Monday, January 30, 2012

Should Ivanhoe (or Owen) be abridged?

I heard a story on the radio this morning about how a Scottish academic named David Purdie is publishing an abridged version of Sir Walter Scott’s classic Ivanhoe (you can read a print version of the story here). Purdie, who is Chairman of the Walter Scott Society, spent the past 18 months cutting the original 179,000 words down to a mere 80,000. The story noted that he has faced backlash from some Scott purists who did not want to see the original text tampered with.

The story reminded me of a chapter I recently glanced through by Jim Renihan in Biblical Shepherding of God’s Sheep (Day One, 2010) in which he quotes an extended section from John Owen’s Exposition of Hebrews which he slightly edited. In the footnotes, Renihan writes: “It has been difficult to know how to present this material from Owen in a modern format. I considered trying to modernize the language, but after careful thought, this did not seem to be a good idea. In my own study, I am convinced that an author’s words are really the best in order to gain a sense of his expression. This may sometimes require a bit of work on the reader’s part” (p. 227). That last line seems a bit of an understatement when it comes to reading someone like Owen whose prose is notoriously dense and labyrinthine.

Though I have a great deal of sympathy for the purists in this discussion, I also know how I have been helped by the Banner modernization and abridgements by R. J. K. Law and Richard Rushing of some of John Owen's works.

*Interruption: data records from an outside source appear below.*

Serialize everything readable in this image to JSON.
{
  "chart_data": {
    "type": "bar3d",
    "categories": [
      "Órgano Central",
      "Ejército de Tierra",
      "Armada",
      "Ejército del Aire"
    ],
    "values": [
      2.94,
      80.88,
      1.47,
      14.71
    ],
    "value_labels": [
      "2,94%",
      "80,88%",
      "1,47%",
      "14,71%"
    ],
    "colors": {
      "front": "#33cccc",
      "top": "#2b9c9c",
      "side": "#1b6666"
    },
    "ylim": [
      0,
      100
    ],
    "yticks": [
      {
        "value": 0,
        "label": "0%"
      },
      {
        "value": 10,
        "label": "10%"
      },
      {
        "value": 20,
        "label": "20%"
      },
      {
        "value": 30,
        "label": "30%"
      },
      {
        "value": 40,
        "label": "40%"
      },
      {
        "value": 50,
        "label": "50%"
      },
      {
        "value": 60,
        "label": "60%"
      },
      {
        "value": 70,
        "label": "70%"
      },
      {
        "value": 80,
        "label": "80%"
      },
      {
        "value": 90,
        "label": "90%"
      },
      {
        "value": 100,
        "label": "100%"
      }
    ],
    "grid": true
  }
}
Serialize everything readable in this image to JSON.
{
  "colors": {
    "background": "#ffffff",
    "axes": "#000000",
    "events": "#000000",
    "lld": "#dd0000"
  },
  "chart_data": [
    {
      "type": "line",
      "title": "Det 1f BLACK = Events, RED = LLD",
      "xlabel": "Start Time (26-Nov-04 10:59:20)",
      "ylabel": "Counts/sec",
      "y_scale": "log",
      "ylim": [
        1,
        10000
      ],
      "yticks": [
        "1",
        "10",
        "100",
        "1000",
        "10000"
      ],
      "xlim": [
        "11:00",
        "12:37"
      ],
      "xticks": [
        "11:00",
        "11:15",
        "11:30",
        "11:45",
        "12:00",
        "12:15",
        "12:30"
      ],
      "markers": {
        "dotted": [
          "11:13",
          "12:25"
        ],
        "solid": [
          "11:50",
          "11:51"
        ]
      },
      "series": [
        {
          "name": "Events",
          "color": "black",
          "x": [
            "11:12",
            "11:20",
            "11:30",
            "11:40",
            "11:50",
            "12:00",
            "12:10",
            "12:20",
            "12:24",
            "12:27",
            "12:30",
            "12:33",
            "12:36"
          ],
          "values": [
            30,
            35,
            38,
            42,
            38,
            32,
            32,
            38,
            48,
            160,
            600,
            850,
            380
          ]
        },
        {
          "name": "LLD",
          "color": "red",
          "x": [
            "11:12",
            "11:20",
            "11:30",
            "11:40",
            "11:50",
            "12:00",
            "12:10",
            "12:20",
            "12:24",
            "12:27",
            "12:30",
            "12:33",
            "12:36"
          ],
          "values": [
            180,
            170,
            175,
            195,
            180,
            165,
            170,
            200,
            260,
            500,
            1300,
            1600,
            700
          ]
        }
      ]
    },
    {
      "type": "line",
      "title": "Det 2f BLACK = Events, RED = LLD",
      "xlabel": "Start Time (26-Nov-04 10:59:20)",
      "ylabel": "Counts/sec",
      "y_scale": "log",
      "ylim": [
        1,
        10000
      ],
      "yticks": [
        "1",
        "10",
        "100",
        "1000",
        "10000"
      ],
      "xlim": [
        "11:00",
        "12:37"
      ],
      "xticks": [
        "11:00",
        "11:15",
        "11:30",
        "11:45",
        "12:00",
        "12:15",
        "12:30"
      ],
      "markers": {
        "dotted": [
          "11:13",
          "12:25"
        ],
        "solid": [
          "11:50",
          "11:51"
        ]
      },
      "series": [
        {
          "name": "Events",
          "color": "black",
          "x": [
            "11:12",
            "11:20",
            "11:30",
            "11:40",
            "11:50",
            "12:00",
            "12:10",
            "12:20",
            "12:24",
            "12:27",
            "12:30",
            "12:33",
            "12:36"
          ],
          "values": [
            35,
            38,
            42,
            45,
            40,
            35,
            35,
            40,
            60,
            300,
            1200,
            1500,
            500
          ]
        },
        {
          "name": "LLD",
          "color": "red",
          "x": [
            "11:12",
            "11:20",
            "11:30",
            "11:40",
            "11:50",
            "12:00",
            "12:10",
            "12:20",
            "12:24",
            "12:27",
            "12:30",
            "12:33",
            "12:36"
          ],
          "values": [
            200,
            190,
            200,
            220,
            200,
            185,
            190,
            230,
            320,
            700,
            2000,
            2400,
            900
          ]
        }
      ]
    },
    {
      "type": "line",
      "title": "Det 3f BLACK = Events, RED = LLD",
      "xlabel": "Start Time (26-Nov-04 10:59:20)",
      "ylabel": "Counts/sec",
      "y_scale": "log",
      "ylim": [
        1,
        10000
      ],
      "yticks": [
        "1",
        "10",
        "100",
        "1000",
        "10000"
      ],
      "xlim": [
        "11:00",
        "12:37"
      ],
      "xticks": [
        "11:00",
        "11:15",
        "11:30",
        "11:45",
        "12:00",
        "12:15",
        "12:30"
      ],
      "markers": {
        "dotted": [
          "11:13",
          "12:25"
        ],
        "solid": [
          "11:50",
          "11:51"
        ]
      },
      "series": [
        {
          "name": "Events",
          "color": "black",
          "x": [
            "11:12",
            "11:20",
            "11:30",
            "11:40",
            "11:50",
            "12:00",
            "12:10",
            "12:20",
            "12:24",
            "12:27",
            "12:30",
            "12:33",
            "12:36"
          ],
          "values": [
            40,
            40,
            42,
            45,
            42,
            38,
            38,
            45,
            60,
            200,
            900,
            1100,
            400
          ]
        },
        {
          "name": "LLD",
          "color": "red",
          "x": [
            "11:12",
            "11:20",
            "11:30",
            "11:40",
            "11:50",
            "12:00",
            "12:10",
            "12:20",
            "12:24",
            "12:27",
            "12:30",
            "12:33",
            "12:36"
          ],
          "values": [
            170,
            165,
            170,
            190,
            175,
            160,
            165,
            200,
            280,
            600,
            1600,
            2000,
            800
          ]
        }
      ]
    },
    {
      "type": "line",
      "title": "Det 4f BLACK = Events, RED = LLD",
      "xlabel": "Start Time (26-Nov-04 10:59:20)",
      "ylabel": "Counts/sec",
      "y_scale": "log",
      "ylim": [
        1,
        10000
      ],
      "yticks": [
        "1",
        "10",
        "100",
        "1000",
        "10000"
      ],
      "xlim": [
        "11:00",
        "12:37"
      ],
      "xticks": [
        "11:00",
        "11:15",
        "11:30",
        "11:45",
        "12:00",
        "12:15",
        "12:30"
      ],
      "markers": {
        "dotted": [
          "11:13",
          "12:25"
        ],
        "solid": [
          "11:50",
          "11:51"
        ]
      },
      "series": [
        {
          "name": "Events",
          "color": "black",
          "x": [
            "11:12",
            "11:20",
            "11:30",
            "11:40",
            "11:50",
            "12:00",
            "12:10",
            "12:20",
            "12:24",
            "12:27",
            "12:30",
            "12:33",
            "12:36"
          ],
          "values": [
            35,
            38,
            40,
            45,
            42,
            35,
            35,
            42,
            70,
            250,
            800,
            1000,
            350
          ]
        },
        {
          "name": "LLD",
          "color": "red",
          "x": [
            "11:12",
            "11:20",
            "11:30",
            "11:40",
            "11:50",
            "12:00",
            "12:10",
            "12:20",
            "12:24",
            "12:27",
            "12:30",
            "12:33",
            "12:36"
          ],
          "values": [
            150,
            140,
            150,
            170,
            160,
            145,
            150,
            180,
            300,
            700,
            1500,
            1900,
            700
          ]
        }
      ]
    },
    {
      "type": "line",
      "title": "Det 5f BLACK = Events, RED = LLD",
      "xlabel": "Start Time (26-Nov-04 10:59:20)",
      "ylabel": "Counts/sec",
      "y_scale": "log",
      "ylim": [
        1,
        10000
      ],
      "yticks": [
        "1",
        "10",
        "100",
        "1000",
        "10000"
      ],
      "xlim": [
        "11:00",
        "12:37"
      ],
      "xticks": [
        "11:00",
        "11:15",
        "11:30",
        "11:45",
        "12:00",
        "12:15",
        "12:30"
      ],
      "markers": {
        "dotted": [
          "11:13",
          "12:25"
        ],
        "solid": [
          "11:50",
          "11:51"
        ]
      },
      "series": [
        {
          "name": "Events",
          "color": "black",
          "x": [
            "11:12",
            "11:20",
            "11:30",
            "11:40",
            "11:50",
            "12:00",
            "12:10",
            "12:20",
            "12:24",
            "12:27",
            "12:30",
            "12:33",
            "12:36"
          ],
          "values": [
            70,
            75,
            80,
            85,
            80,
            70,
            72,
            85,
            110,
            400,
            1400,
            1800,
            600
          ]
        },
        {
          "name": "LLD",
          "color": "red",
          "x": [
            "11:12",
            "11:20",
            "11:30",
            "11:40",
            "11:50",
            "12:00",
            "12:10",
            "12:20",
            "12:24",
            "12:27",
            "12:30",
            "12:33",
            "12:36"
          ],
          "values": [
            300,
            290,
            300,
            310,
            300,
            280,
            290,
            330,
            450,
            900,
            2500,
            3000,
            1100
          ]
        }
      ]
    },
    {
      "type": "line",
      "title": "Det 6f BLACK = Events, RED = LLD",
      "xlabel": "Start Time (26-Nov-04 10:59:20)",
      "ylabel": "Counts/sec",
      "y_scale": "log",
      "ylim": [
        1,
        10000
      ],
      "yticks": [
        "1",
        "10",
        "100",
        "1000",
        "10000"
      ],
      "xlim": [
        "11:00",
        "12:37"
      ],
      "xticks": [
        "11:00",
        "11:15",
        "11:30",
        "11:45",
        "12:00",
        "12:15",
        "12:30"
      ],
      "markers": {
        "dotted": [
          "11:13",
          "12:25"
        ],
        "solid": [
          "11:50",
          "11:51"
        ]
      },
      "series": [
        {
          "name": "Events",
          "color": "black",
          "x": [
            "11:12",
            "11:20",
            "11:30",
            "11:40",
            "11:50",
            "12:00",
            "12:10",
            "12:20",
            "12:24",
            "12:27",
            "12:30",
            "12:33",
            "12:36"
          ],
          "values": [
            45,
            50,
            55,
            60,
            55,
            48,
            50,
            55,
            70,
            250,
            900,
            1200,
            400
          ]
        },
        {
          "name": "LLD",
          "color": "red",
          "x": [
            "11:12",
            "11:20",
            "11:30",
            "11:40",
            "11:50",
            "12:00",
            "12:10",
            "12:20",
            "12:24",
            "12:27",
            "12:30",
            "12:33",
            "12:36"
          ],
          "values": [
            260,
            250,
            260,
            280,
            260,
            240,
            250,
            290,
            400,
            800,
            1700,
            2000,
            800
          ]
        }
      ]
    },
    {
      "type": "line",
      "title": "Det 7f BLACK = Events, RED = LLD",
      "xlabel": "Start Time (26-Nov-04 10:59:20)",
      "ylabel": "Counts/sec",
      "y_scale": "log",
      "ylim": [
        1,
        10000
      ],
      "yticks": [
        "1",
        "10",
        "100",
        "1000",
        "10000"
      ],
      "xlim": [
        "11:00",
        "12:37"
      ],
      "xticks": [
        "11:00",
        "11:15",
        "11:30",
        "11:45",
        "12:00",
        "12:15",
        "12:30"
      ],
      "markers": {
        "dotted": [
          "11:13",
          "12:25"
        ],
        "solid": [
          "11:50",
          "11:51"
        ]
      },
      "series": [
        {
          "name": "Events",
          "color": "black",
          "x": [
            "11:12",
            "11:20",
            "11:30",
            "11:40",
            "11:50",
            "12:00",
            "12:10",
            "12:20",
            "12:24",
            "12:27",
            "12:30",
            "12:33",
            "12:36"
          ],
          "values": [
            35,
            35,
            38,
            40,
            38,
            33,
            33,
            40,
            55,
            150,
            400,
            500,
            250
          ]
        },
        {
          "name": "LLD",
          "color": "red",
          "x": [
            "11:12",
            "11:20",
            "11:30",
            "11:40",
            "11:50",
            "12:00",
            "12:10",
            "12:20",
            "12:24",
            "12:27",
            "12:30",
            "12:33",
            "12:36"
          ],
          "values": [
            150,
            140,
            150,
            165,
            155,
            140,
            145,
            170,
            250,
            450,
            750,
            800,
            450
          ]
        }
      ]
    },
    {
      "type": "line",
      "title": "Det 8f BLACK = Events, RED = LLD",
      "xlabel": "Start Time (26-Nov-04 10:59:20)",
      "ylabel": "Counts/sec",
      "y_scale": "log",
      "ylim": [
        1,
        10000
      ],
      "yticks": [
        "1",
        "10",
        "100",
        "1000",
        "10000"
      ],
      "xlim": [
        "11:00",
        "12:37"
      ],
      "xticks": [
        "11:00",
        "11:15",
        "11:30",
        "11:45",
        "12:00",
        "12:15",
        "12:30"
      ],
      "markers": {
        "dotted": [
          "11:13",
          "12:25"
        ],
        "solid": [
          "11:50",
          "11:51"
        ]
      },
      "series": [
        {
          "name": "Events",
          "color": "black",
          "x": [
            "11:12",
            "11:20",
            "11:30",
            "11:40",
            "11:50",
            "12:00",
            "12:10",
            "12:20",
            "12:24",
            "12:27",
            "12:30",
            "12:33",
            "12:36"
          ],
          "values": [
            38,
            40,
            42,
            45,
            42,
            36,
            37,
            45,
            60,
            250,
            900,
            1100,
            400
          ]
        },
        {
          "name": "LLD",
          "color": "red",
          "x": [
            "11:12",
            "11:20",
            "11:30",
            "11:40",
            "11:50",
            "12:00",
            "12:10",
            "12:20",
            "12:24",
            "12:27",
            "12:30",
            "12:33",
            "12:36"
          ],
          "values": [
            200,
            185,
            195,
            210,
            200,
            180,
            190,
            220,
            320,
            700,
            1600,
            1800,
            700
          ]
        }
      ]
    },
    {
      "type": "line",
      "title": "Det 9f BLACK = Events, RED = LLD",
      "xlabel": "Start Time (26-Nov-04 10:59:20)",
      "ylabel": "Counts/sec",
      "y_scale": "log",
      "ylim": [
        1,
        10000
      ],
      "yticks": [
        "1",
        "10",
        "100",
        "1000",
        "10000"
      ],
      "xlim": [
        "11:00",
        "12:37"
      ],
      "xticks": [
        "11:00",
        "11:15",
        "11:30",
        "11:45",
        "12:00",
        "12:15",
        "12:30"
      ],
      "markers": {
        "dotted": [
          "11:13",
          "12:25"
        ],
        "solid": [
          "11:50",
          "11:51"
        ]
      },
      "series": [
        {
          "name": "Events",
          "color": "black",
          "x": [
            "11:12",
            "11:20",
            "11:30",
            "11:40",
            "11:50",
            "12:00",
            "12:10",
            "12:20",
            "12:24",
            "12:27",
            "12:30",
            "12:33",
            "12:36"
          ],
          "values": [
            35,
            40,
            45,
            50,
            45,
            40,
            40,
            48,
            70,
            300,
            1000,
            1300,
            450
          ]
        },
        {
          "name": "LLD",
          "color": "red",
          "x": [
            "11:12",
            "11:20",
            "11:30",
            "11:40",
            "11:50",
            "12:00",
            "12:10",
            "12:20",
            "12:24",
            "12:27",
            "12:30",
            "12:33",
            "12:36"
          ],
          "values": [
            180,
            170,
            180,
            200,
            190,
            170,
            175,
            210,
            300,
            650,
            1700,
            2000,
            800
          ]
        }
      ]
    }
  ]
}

Owen is sometimes so complex in the original that it takes what is in effect a “translation” to make it comprehensible. Maybe the thing is that each format is appropriate for different tasks. If you want to read and study at an in-depth level you have to deal with the unabridged work. If you want to read at a quicker pace or you want a guide in getting to the meat of what the original author wrote, then the abridgement can be helpful. Reading it might even in the end take you back to the original.